Germany wary of claims Russian influence behind attacks

German security officials say they are carefully examining possible indications of foreign finance or influence in a series of attacks in German cities in the past year.
However, they have reacted coolly to a German TV report suggesting suspicious internet searches were carried out in Russia before a deadly attack in Mannheim last year.
A 26-year-old Afghan man has admitted a knife attack that targeted anti-Islam activist Michael Stürzenberger and killed a police officer in May last year, days before European elections.
A ZDF TV report has now suggested that Russian Google searches days earlier had included "terror attack in Mannheim" and "Michael Stürzenberger stabbed".
Digital intelligence analyst Steven Broschart told the public broadcaster ZDF's Terra X History programme that the searches were highly unusual: "it's pretty unlikely that we're talking about a coincidence here".
He spoke of Russian internet searches for webcams in Mannheim's market square before the 31 May attack took place.
The broadcaster also highlighted fires inside parcels at a DHL cargo hub in Leipzig which Western security officials blamed on Russia's GRU military intelligence agency.

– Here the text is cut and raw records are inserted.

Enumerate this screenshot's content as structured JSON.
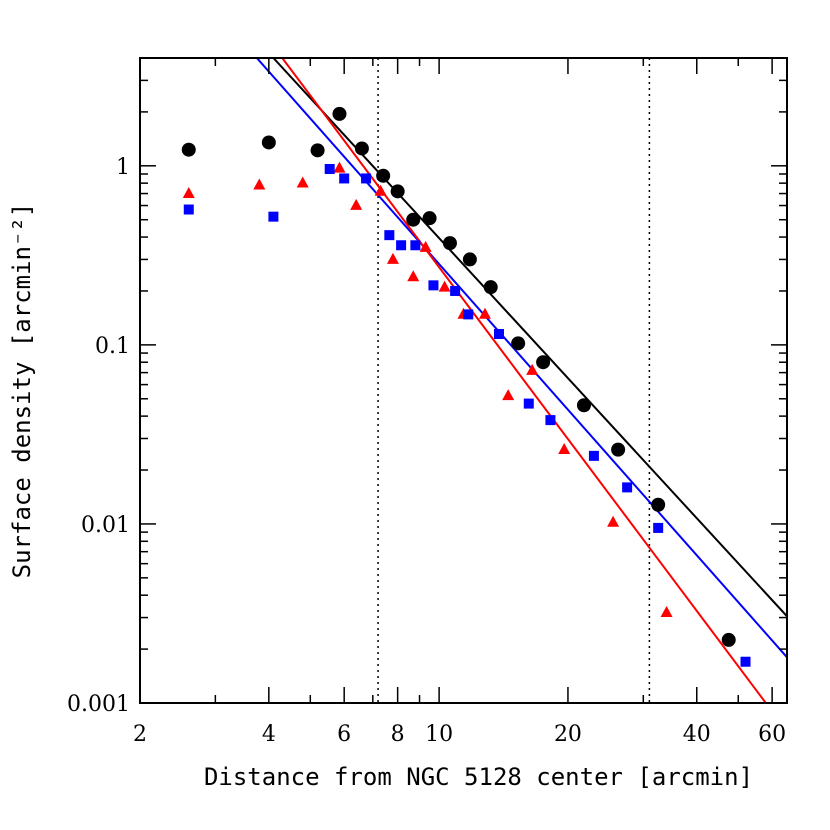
{
  "chart_data": {
    "type": "scatter",
    "xlabel": "Distance from NGC 5128 center [arcmin]",
    "ylabel": "Surface density [arcmin⁻²]",
    "x_scale": "log",
    "y_scale": "log",
    "xlim": [
      2,
      65
    ],
    "ylim": [
      0.001,
      4
    ],
    "x_ticks": [
      2,
      4,
      6,
      8,
      10,
      20,
      40,
      60
    ],
    "y_ticks": [
      0.001,
      0.01,
      0.1,
      1
    ],
    "y_tick_labels": [
      "0.001",
      "0.01",
      "0.1",
      "1"
    ],
    "vertical_lines": [
      7.2,
      31
    ],
    "grid": false,
    "series": [
      {
        "marker": "circle",
        "color": "#000000",
        "points": [
          [
            2.6,
            1.23
          ],
          [
            4.0,
            1.35
          ],
          [
            5.2,
            1.22
          ],
          [
            5.85,
            1.95
          ],
          [
            6.6,
            1.25
          ],
          [
            7.4,
            0.88
          ],
          [
            8.0,
            0.72
          ],
          [
            8.7,
            0.5
          ],
          [
            9.5,
            0.51
          ],
          [
            10.6,
            0.37
          ],
          [
            11.8,
            0.3
          ],
          [
            13.2,
            0.21
          ],
          [
            15.3,
            0.102
          ],
          [
            17.5,
            0.08
          ],
          [
            21.8,
            0.046
          ],
          [
            26.2,
            0.026
          ],
          [
            32.5,
            0.0128
          ],
          [
            47.5,
            0.00225
          ]
        ]
      },
      {
        "marker": "triangle",
        "color": "#ff0000",
        "points": [
          [
            2.6,
            0.7
          ],
          [
            3.8,
            0.78
          ],
          [
            4.8,
            0.8
          ],
          [
            5.85,
            0.97
          ],
          [
            6.4,
            0.6
          ],
          [
            7.3,
            0.72
          ],
          [
            7.8,
            0.3
          ],
          [
            8.7,
            0.24
          ],
          [
            9.3,
            0.35
          ],
          [
            10.3,
            0.21
          ],
          [
            11.4,
            0.148
          ],
          [
            12.8,
            0.148
          ],
          [
            14.5,
            0.052
          ],
          [
            16.5,
            0.072
          ],
          [
            19.6,
            0.026
          ],
          [
            25.5,
            0.0102
          ],
          [
            34.0,
            0.0032
          ]
        ]
      },
      {
        "marker": "square",
        "color": "#0000ff",
        "points": [
          [
            2.6,
            0.57
          ],
          [
            4.1,
            0.52
          ],
          [
            5.55,
            0.96
          ],
          [
            6.0,
            0.85
          ],
          [
            6.75,
            0.85
          ],
          [
            7.65,
            0.41
          ],
          [
            8.15,
            0.36
          ],
          [
            8.8,
            0.36
          ],
          [
            9.7,
            0.215
          ],
          [
            10.9,
            0.2
          ],
          [
            11.7,
            0.148
          ],
          [
            13.8,
            0.115
          ],
          [
            16.2,
            0.047
          ],
          [
            18.2,
            0.038
          ],
          [
            23.0,
            0.024
          ],
          [
            27.5,
            0.016
          ],
          [
            32.5,
            0.0095
          ],
          [
            52.0,
            0.0017
          ]
        ]
      }
    ],
    "fit_lines": [
      {
        "color": "#000000",
        "from": [
          4.1,
          4.0
        ],
        "to": [
          65,
          0.00305
        ]
      },
      {
        "color": "#0000ff",
        "from": [
          3.75,
          4.0
        ],
        "to": [
          65,
          0.0018
        ]
      },
      {
        "color": "#ff0000",
        "from": [
          4.3,
          4.0
        ],
        "to": [
          58,
          0.001
        ]
      }
    ]
  }
}
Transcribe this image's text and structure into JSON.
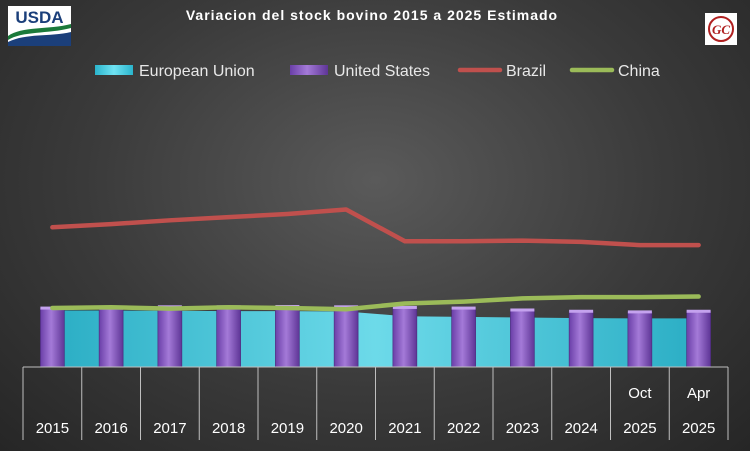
{
  "logos": {
    "left": "USDA",
    "right": "GC"
  },
  "chart_data": {
    "type": "bar",
    "title": "Variacion del stock bovino 2015 a 2025 Estimado",
    "categories": [
      "2015",
      "2016",
      "2017",
      "2018",
      "2019",
      "2020",
      "2021",
      "2022",
      "2023",
      "2024",
      "Oct 2025",
      "Apr 2025"
    ],
    "category_lines": [
      [
        "2015"
      ],
      [
        "2016"
      ],
      [
        "2017"
      ],
      [
        "2018"
      ],
      [
        "2019"
      ],
      [
        "2020"
      ],
      [
        "2021"
      ],
      [
        "2022"
      ],
      [
        "2023"
      ],
      [
        "2024"
      ],
      [
        "Oct",
        "2025"
      ],
      [
        "Apr",
        "2025"
      ]
    ],
    "series": [
      {
        "name": "European Union",
        "kind": "area",
        "color": "#3ec8e0",
        "values": [
          89,
          89,
          88.5,
          88,
          88,
          87.5,
          80,
          79,
          78,
          77,
          76.5,
          76.5
        ]
      },
      {
        "name": "United States",
        "kind": "bar",
        "color": "#8e5cc8",
        "values": [
          92,
          92,
          94,
          94,
          94.5,
          94,
          93,
          92,
          89,
          87,
          86,
          87
        ]
      },
      {
        "name": "Brazil",
        "kind": "line",
        "color": "#c0504d",
        "values": [
          220,
          225,
          231,
          236,
          241,
          248,
          198,
          198,
          199,
          197,
          192,
          192
        ]
      },
      {
        "name": "China",
        "kind": "line",
        "color": "#9bbb59",
        "values": [
          93,
          94,
          92,
          94,
          93,
          91,
          100,
          103,
          108,
          110,
          110,
          111
        ]
      }
    ],
    "ylim": [
      0,
      330
    ],
    "legend_position": "top",
    "grid": false
  }
}
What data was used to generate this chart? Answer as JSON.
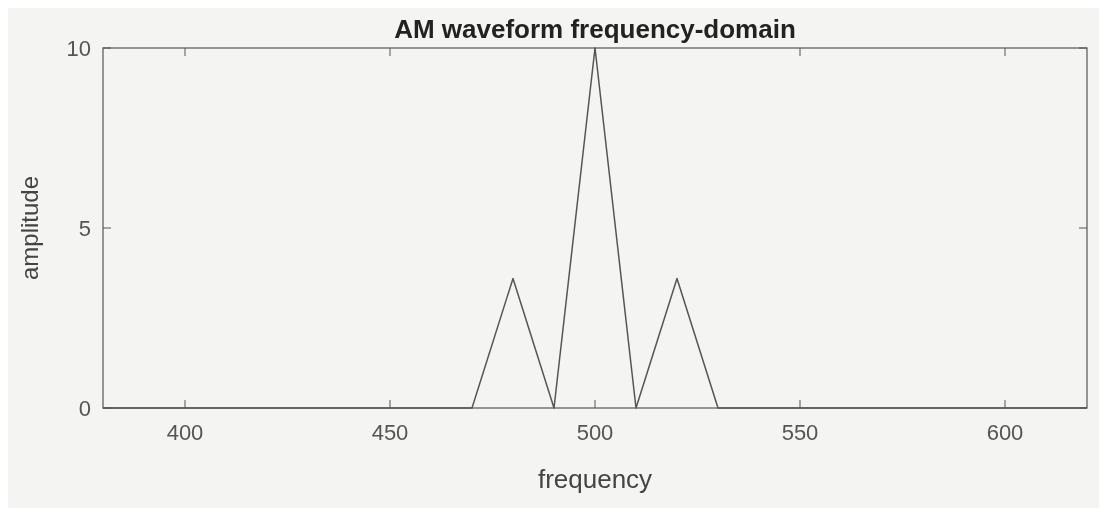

That attack in August 2024 preceded regional elections in Saxony, and the head of domestic intelligence Stephan Joachim Kramer in neighbouring Thuringia told ZDF that "those who deal with this know we've actually been at war for a long time, even if it's not been declared".
The trial of the man accused of carrying out the Mannheim attack, Sulaiman A, has heard how he became fascinated by jihadist group Islamic State and how he had ordered a knife online beforehand.
Other German cities have since been hit by attacks, including this year in Aschaffenburg and Munich, ahead of federal elections. The killings coincided with a spike in support for the far-right anti-immigration party, Alternative for Germany.
Interior ministry officials have not commented on ZDF's report on Russian internet searches four days before the Mannheim attack, other than to say the issue of "possible indications of targeted influence from abroad" was being taken seriously.
There were "no clear indications" so far, the spokesman told AFP news agency.
Meanwhile, a spokesman for Germany's BND intelligence service voiced scepticism over the analysis of internet searches before last year's Mannheim attack.
"The results from Google Trends are unsuitable for presented analysis and evaluation methods and cannot be used with validity either," the spokesman told Reuters.
The spokesman suggested that the the results were based on samples and searches that were too small, and that VPNs (Virtual Private Networks) that disguised the location of a search would not have been taken into account.
Despite the wariness of the intelligence response, former BND employee Gerhard Conrad warned that it would be "naive" not to pursue these leads.
Such violent crimes would certainly fit the "toolbox of what we now called hybrid measures, hybrid warfare", he said.
The domestic intelligence service warned only last week that Russian spies were using "espionage, sabotage and exertion of influence, including disinformation" to target Germany and the rest of Europe.